Entertainment

Not enough care is taken

There were high expectations for the revival of Harold Pinter’s “The Caretaker” at the Brooklyn Academy of Music. Starring Tony Award winner Jonathan Pryce (“Miss Saigon”), the production got raves across the pond. But it proves frustrating, and not for the reasons one might expect.

This 1960 classic, like so many of the playwright’s works, is deliberately enigmatic. Given the proper treatment, its adroit blending of menace and humor can be fascinating. Unfortunately, this Theatre Royal Bath/Liverpool Everyman and Playhouse production is distancing in more ways than one.

It concerns a shabbily dressed tramp, Davies (Jonathan Pryce), who is inexplicably invited by two brothers to become caretaker of their ramshackle building. Occupying the attic apartment is Aston (Alan Cox), whose haltingly timid manner is explained by a harrowing monologue in which he recounts disastrous electric shock treatments at a mental hospital.

His younger sibling Mick (Alex Hassell) is alternately intimidating and jovial. Wearing tight jeans and a black leather jacket, he can make the innocuous question “What’s the game?” seem sinister while in the next moment nonsensically telling Davies that “You remind me of my uncle’s brother.”

At first the wily tramp attempts to exploit the situation by pitting the brothers against each another. But, as the play goes on, the emotional dynamics shift constantly. This sort of power struggle is a constant theme in Pinter’s works, and, with the possible exception of “The Homecoming,” he has never handled it in such vivid fashion.

For the play to entirely succeed there has to be an air of danger that is only sporadically achieved here. Partly it’s a result of director Christopher Morahan’s emphasis on the absurdist humor, such as a bit in which the trio passes around a suitcase as if performing an old vaudeville routine.

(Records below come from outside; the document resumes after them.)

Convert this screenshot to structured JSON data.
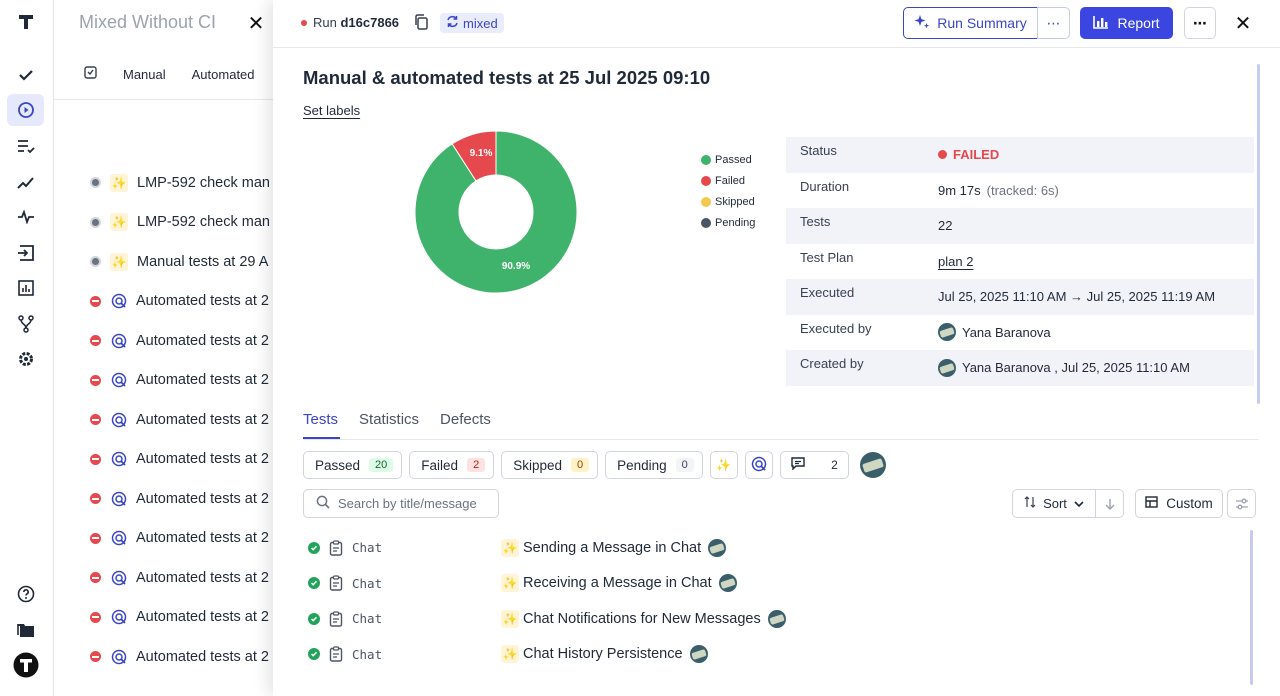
{
  "rail": {
    "items": [
      "logo-icon",
      "check-icon",
      "play-circle-icon",
      "list-check-icon",
      "chart-line-icon",
      "pulse-icon",
      "import-icon",
      "bar-chart-icon",
      "branch-icon",
      "gear-icon",
      "help-icon",
      "folder-icon",
      "brand-icon"
    ]
  },
  "background": {
    "title": "Mixed Without CI",
    "tabs": [
      "Manual",
      "Automated"
    ],
    "rows": [
      {
        "status": "pending",
        "kind": "manual",
        "label": "LMP-592 check man"
      },
      {
        "status": "pending",
        "kind": "manual",
        "label": "LMP-592 check man"
      },
      {
        "status": "pending",
        "kind": "manual",
        "label": "Manual tests at 29 A"
      },
      {
        "status": "failed",
        "kind": "auto",
        "label": "Automated tests at 2"
      },
      {
        "status": "failed",
        "kind": "auto",
        "label": "Automated tests at 2"
      },
      {
        "status": "failed",
        "kind": "auto",
        "label": "Automated tests at 2"
      },
      {
        "status": "failed",
        "kind": "auto",
        "label": "Automated tests at 2"
      },
      {
        "status": "failed",
        "kind": "auto",
        "label": "Automated tests at 2"
      },
      {
        "status": "failed",
        "kind": "auto",
        "label": "Automated tests at 2"
      },
      {
        "status": "failed",
        "kind": "auto",
        "label": "Automated tests at 2"
      },
      {
        "status": "failed",
        "kind": "auto",
        "label": "Automated tests at 2"
      },
      {
        "status": "failed",
        "kind": "auto",
        "label": "Automated tests at 2"
      },
      {
        "status": "failed",
        "kind": "auto",
        "label": "Automated tests at 2"
      }
    ]
  },
  "run": {
    "prefix": "Run",
    "id": "d16c7866",
    "type_badge": "mixed",
    "run_summary_label": "Run Summary",
    "report_label": "Report",
    "title": "Manual & automated tests at 25 Jul 2025 09:10",
    "set_labels": "Set labels"
  },
  "chart_data": {
    "type": "pie",
    "donut": true,
    "categories": [
      "Passed",
      "Failed",
      "Skipped",
      "Pending"
    ],
    "values": [
      90.9,
      9.1,
      0,
      0
    ],
    "labels": [
      "90.9%",
      "9.1%"
    ],
    "colors": [
      "#3fb36b",
      "#e5484d",
      "#f2c94c",
      "#4b5563"
    ],
    "legend_position": "right"
  },
  "info": [
    {
      "key": "Status",
      "value": "FAILED",
      "type": "status"
    },
    {
      "key": "Duration",
      "value": "9m 17s",
      "extra": "(tracked: 6s)",
      "type": "duration"
    },
    {
      "key": "Tests",
      "value": "22",
      "type": "text"
    },
    {
      "key": "Test Plan",
      "value": "plan 2",
      "type": "link"
    },
    {
      "key": "Executed",
      "value": "Jul 25, 2025 11:10 AM → Jul 25, 2025 11:19 AM",
      "type": "text"
    },
    {
      "key": "Executed by",
      "value": "Yana Baranova",
      "type": "user"
    },
    {
      "key": "Created by",
      "value": "Yana Baranova , Jul 25, 2025 11:10 AM",
      "type": "user"
    }
  ],
  "tabs": [
    "Tests",
    "Statistics",
    "Defects"
  ],
  "filters": {
    "passed": {
      "label": "Passed",
      "count": "20"
    },
    "failed": {
      "label": "Failed",
      "count": "2"
    },
    "skipped": {
      "label": "Skipped",
      "count": "0"
    },
    "pending": {
      "label": "Pending",
      "count": "0"
    },
    "comments_count": "2"
  },
  "search": {
    "placeholder": "Search by title/message"
  },
  "sort_label": "Sort",
  "custom_label": "Custom",
  "tests": [
    {
      "suite": "Chat",
      "title": "Sending a Message in Chat"
    },
    {
      "suite": "Chat",
      "title": "Receiving a Message in Chat"
    },
    {
      "suite": "Chat",
      "title": "Chat Notifications for New Messages"
    },
    {
      "suite": "Chat",
      "title": "Chat History Persistence"
    }
  ]
}
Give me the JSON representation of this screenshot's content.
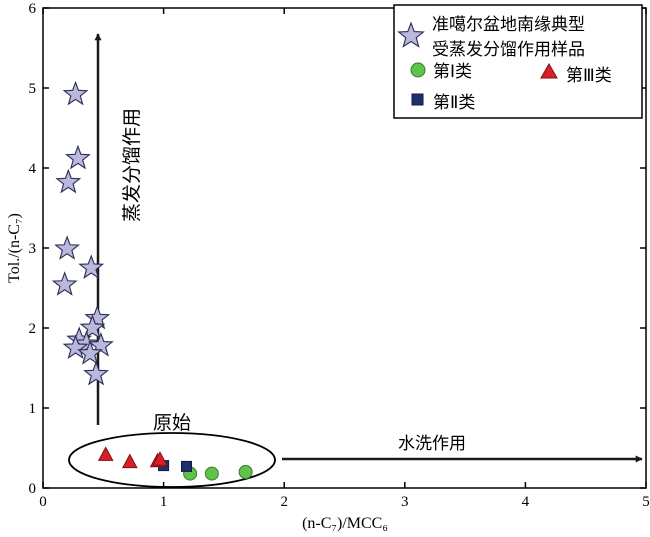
{
  "chart_data": {
    "type": "scatter",
    "xlabel": "(n-C₇)/MCC₆",
    "ylabel": "Tol./(n-C₇)",
    "xlim": [
      0,
      5
    ],
    "ylim": [
      0,
      6
    ],
    "x_ticks": [
      "0",
      "1",
      "2",
      "3",
      "4",
      "5"
    ],
    "y_ticks": [
      "0",
      "1",
      "2",
      "3",
      "4",
      "5",
      "6"
    ],
    "grid": false,
    "legend_position": "top-right",
    "legend": {
      "star": [
        "准噶尔盆地南缘典型",
        "受蒸发分馏作用样品"
      ],
      "class1": "第Ⅰ类",
      "class2": "第Ⅱ类",
      "class3": "第Ⅲ类"
    },
    "annotations": {
      "evaporation": "蒸发分馏作用",
      "water_washing": "水洗作用",
      "original": "原始"
    },
    "series": [
      {
        "name": "准噶尔盆地南缘典型受蒸发分馏作用样品",
        "marker": "star",
        "color": "#b8b9dc",
        "points": [
          [
            0.27,
            4.92
          ],
          [
            0.29,
            4.12
          ],
          [
            0.21,
            3.82
          ],
          [
            0.2,
            2.99
          ],
          [
            0.4,
            2.75
          ],
          [
            0.18,
            2.54
          ],
          [
            0.45,
            2.12
          ],
          [
            0.41,
            2.0
          ],
          [
            0.3,
            1.85
          ],
          [
            0.36,
            1.8
          ],
          [
            0.48,
            1.78
          ],
          [
            0.27,
            1.75
          ],
          [
            0.39,
            1.68
          ],
          [
            0.44,
            1.42
          ]
        ]
      },
      {
        "name": "第Ⅰ类",
        "marker": "circle",
        "color": "#5fc24a",
        "points": [
          [
            1.22,
            0.18
          ],
          [
            1.4,
            0.18
          ],
          [
            1.68,
            0.2
          ]
        ]
      },
      {
        "name": "第Ⅱ类",
        "marker": "square",
        "color": "#1d2f6e",
        "points": [
          [
            1.0,
            0.28
          ],
          [
            1.19,
            0.27
          ]
        ]
      },
      {
        "name": "第Ⅲ类",
        "marker": "triangle",
        "color": "#dc1f26",
        "points": [
          [
            0.52,
            0.42
          ],
          [
            0.72,
            0.33
          ],
          [
            0.95,
            0.34
          ],
          [
            0.97,
            0.36
          ]
        ]
      }
    ]
  }
}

But it’s also because the production seems lost in the vast Harvey space, where the playing area is set so far back that we never feel like in the same room with these bizarre characters.

Another problem is the thick Welsh accent Pryce employs that renders some of his lines unintelligible. And while his canny turn is frequently amusing, he fails to provide the menacing swagger that such actors as Donald Pleasance and Michael Gambon brought to the role.

Hassell and Cox offer sterling support, and Eileen Diss’ set — featuring endless piles of bric-a-brac and an overhead bucket capturing scarily amplified rainwater drops — is marvelously dilapidated. But this “Caretaker,” while respectable, is never galvanizing.